Society tends to de-sexualise people with disabilities and the concept that people with disabilities have sex is one of the biggest taboos of them all! The reality is, everyone is capable of having sex; and sex is not always penetrative, heterosexual, between two able-bodied people, between only two people, etc. etc. At the end of the day, as long as sex is consensual and safe, it is valid.

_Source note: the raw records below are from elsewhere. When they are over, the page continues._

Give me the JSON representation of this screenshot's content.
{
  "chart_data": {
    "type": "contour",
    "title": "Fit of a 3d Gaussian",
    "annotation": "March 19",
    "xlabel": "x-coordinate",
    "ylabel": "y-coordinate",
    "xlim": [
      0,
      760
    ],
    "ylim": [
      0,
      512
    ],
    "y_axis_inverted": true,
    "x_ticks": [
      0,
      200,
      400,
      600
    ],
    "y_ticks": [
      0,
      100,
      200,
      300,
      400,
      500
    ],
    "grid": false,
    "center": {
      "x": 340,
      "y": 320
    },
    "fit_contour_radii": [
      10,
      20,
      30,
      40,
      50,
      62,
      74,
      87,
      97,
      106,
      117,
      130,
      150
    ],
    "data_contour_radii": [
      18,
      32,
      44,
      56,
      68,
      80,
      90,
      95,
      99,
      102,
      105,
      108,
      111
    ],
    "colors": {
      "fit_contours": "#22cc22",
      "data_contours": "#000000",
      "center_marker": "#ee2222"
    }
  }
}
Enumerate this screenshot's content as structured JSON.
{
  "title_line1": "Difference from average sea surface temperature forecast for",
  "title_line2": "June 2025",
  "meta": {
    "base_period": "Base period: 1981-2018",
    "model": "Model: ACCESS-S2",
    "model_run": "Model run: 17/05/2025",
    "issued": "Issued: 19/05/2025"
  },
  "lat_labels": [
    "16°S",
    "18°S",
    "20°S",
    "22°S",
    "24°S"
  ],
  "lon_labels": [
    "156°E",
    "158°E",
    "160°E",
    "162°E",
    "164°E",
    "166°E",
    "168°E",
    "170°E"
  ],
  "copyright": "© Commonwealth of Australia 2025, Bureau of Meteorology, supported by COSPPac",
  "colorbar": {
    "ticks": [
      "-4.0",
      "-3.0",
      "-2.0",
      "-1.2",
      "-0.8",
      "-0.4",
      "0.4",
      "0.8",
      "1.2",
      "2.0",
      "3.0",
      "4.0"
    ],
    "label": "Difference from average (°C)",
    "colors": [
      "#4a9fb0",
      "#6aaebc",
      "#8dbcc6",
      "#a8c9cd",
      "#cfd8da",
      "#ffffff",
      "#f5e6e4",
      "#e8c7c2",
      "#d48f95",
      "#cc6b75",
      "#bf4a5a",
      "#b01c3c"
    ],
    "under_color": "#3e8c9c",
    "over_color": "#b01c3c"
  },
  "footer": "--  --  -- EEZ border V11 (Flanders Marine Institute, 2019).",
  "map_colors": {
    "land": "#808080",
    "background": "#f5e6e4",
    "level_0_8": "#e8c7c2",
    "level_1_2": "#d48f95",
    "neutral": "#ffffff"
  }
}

Unlike in the movies where ”good” sex seems to always be portrayed as seamlessly romantic, in reality sex is often awkward, messy, and at times outright hilarious! These are qualities that everyone should learn to embrace in order to get rid of this unrealistic concept of ”perfect” sex. It is okay to talk and laugh during sex! Communication is so important, both to give and check for consent, as well as to establish what is and is not working. For me, embracing the fact that sex is not always seamlessly romantic has been key to navigating sex with a disability. Part of my condition is that my joints dislocate relatively easily, so I have dislocated a variety of my joints during sex. Luckily, I am pretty efficient at re-locating them so my general response is to press pause, relocate it, have a good laugh, and then press play again. How often do you see that in romantic movies? The best advice I can give is to communicate your needs, wants, and concerns clearly and openly, and work with your partner(s) to experiment with what works for you and for them (this goes for everyone, not just people with disabilities!). But most importantly, remember that it is okay to laugh and have fun – sex is not meant to be romantic one hundred per cent of the time, it is going to be awkward, messy, and outright hilarious at times. I know some of my best experiences with sex have been exactly that, so embrace it!
Some concluding thoughts
So often when I mention my disability in conversation, I am met with something along the lines of “I’m so glad you brought it up I have been wanting to ask you about it for ages but didn’t want to offend you!” I have never been offended by someone asking about my disability. Whilst some people may not be as comfortable as I am talking about their disability, as a general rule if you approach it respectfully and show empathy, I highly doubt you are going to cause offense. Whilst my disability does not define me, it has significantly influenced who I am today and is something that I want people to understand. I challenge you to question your assumptions about disability and what this means in terms of sex, love and beauty. I challenge you to not make assumptions about people with a disability, and instead to just ask them about it so it is no longer the elephant in the room!